実話

 先生が飛ぶところを、見たことがある。

 私は文化祭の実行委員をしていた。やりたいと手を上げたのだが、動機としては内申点が上がると聞いたからだった。中学に上がってからとたんに成績が下がってしまった私にとっては「内申点」は救世主のような言葉だった。放課後に残らなければいけないのが面倒だからか希望者は少なく、あっさりと委員に選ばれた。私は工作が得意だったので、もくもくと作業ができそうなお化け屋敷班を選んだ。他のメンバーは、私と同様に内申点めあてらしい、ヤンキーの群れだった。失敗した、黙ってステージの司会進行班になるんだったと思った。私の心配をよそに、ヤンキーはサボることなく準備に参加してくれた。会話こそ多くはなかったが、休憩の度にお菓子を分けてくれたり、持ち込み禁止になっているはずの携帯電話で、一緒に動画を見たりした。完成間近になると、多少のさみしさを覚える位には仲良くなっていた。
 学校には、ヤンキーと名前をつけるには少し違うヤバい奴、Sがいた。授業中にベランダに出て寝ていたり、制服を着ずにタンクトップに短パンで登校したり、塩を愛でていたり、とにかくSはヤバい奴だった。聞くと、愛でている塩は「先祖」らしく、粗末に扱ったり、持ち歩くのを忘れてしまったりすると、先祖が降りてきて自我を失ってしまうという代物だった。それが事実かどうかは分からないが、Sはそれを信じて疑っていなかったのはほんとうのことで、文化祭の準備と同時期に、その塩に触ろうとしたクラスメートに飛びかかったという話で持ちきりになっていた。
 先生が飛んだのは、そんなSの話題が落ち着いてきたときのことだった。放課後、お化け屋敷を今日で完成させるぞと意気込んでいた私たちのところに、教師が血相を変えて走ってきた。私たちに「おまえら、絶対ここから出るなよ。隠れとけ」と言うと、その教師はまたどこかへ走っていなくなってしまった。もちろん、私たちは言うことを聞かずに先生を追いかけた。やれと言われたことはしない、やるなと言われたことはする、面白そうなことには進んで首を突っ込む、先生はそんな中学生の生態を理解していたはずだが、緊急事態ということもあり、つい頭から抜けてしまったんだと思う。こっそり追いかけると、その先には大人に囲まれたSの姿があった。どこから持ってきたのかは分からないが、木のバットを持っていて、大声をあげていた。「なにこれ」「S?何やってんだ?」と話していると、Sが私たちに気づいた。あ、目が合った、と思った次の瞬間だった。先生が、Sの蹴りをもろに受けて、飛んだ。

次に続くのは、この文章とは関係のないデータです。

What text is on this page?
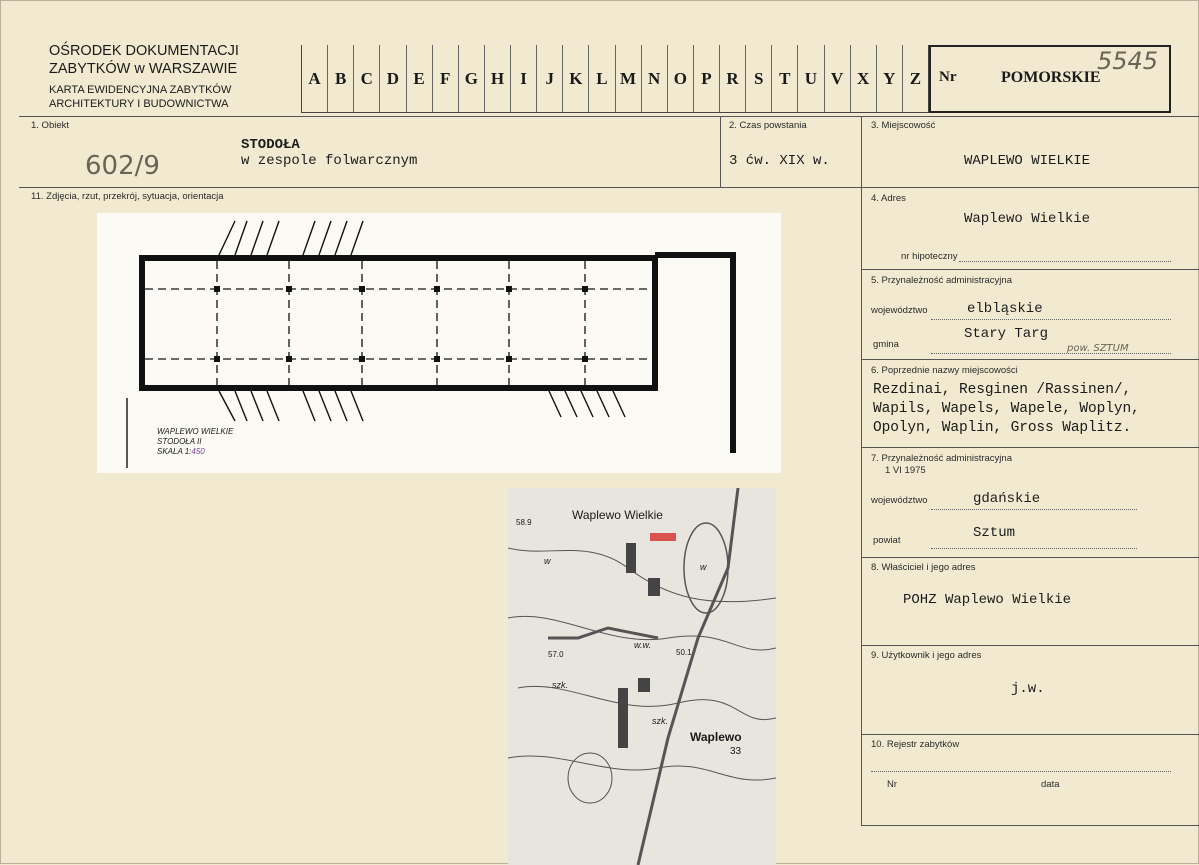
OŚRODEK DOKUMENTACJI
ZABYTKÓW w WARSZAWIE
KARTA EWIDENCYJNA ZABYTKÓW
ARCHITEKTURY I BUDOWNICTWA
A B C D E F G H I	J K L M N O P R S T U V X Y Z	Nr	POMORSKIE
5545
1. Obiekt
STODOŁA
w zespole folwarcznym
602/9
2. Czas powstania
3 ćw. XIX w.
3. Miejscowość
WAPLEWO WIELKIE
11. Zdjęcia, rzut, przekrój, sytuacja, orientacja
WAPLEWO WIELKIE
STODOŁA II
SKALA 1:450
Waplewo Wielkie
Waplewo
58.9
w
w
57.0	50.1
szk.
szk.
w.w.
33
4. Adres
Waplewo Wielkie
nr hipoteczny
5. Przynależność administracyjna
województwo	elbląskie
gmina
Stary Targ
pow. SZTUM
6. Poprzednie nazwy miejscowości
Rezdinai, Resginen /Rassinen/,
Wapils, Wapels, Wapele, Woplyn,
Opolyn, Waplin, Gross Waplitz.
7. Przynależność administracyjna
1 VI 1975
województwo	gdańskie
powiat	Sztum
8. Właściciel i jego adres
POHZ Waplewo Wielkie
9. Użytkownik i jego adres
j.w.
10. Rejestr zabytków
Nr	data
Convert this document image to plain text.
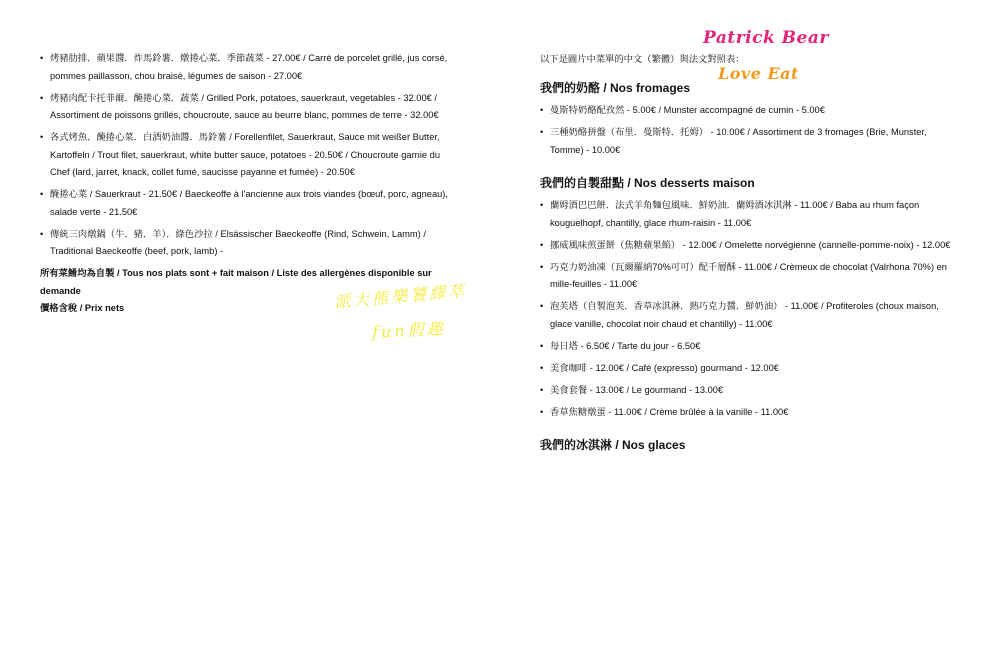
• 烤豬肋排．蘋果醬．炸馬鈴薯．燉捲心菜．季節蔬菜 - 27.00€ / Carré de porcelet grillé, jus corsé, pommes paillasson, chou braisé, légumes de saison - 27.00€
• 烤豬肉配卡托菲爾．醃捲心菜．蔬菜 / Grilled Pork, potatoes, sauerkraut, vegetables - 32.00€ / Assortiment de poissons grillés, choucroute, sauce au beurre blanc, pommes de terre - 32.00€
• 各式烤魚．醃捲心菜．白酒奶油醬．馬鈴薯 / Forellenfilet, Sauerkraut, Sauce mit weißer Butter, Kartoffeln / Trout filet, sauerkraut, white butter sauce, potatoes - 20.50€ / Choucroute garnie du Chef (lard, jarret, knack, collet fumé, saucisse payanne et fumée) - 20.50€
• 醃捲心菜 / Sauerkraut - 21.50€ / Baeckeoffe à l'ancienne aux trois viandes (bœuf, porc, agneau), salade verte - 21.50€
• 傳統三肉燉鍋（牛．豬．羊）．綠色沙拉 / Elsässischer Baeckeoffe (Rind, Schwein, Lamm) / Traditional Baeckeoffe (beef, pork, lamb) -
所有菜餚均為自製 / Tous nos plats sont + fait maison / Liste des allergènes disponible sur demande
價格含稅 / Prix nets

以下是圖片中菜單的中文（繁體）與法文對照表：

我們的奶酪 / Nos fromages
• 曼斯特奶酪配孜然 - 5.00€ / Munster accompagné de cumin - 5.00€
• 三種奶酪拼盤（布里．曼斯特．托姆） - 10.00€ / Assortiment de 3 fromages (Brie, Munster, Tomme) - 10.00€
我們的自製甜點 / Nos desserts maison
• 蘭姆酒巴巴餅．法式羊角麵包風味．鮮奶油．蘭姆酒冰淇淋 - 11.00€ / Baba au rhum façon kouguelhopf, chantilly, glace rhum-raisin - 11.00€
• 挪威風味煎蛋餅（焦糖蘋果餡） - 12.00€ / Omelette norvégienne (cannelle-pomme-noix) - 12.00€
• 巧克力奶油凍（瓦爾羅納70%可可）配千層酥 - 11.00€ / Crèmeux de chocolat (Valrhona 70%) en mille-feuilles - 11.00€
• 泡芙塔（自製泡芙．香草冰淇淋．熱巧克力醬．鮮奶油） - 11.00€ / Profiteroles (choux maison, glace vanille, chocolat noir chaud et chantilly) - 11.00€
• 每日塔 - 6.50€ / Tarte du jour - 6.50€
• 美食咖啡 - 12.00€ / Café (expresso) gourmand - 12.00€
• 美食套餐 - 13.00€ / Le gourmand - 13.00€
• 香草焦糖燉蛋 - 11.00€ / Crème brûlée à la vanille - 11.00€
我們的冰淇淋 / Nos glaces
Patrick Bear
Love Eat
派大熊樂饕繹萃
fun假趣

 そこからは、Sから逃げるのに必死であまり覚えていないけど、塩を家に忘れていることに気づいたSの両親が迎えに来て、落ち着いて帰って行ったらしい。ヤンキーたちと作ったお化け屋敷は壊されることもなく、無事に文化祭は開かれた。ちなみに、内申点が上がるというのは、生徒が流したただの噂で、学期が終わる頃の通信簿には、しっかりと悪いままの成績が印字されていた。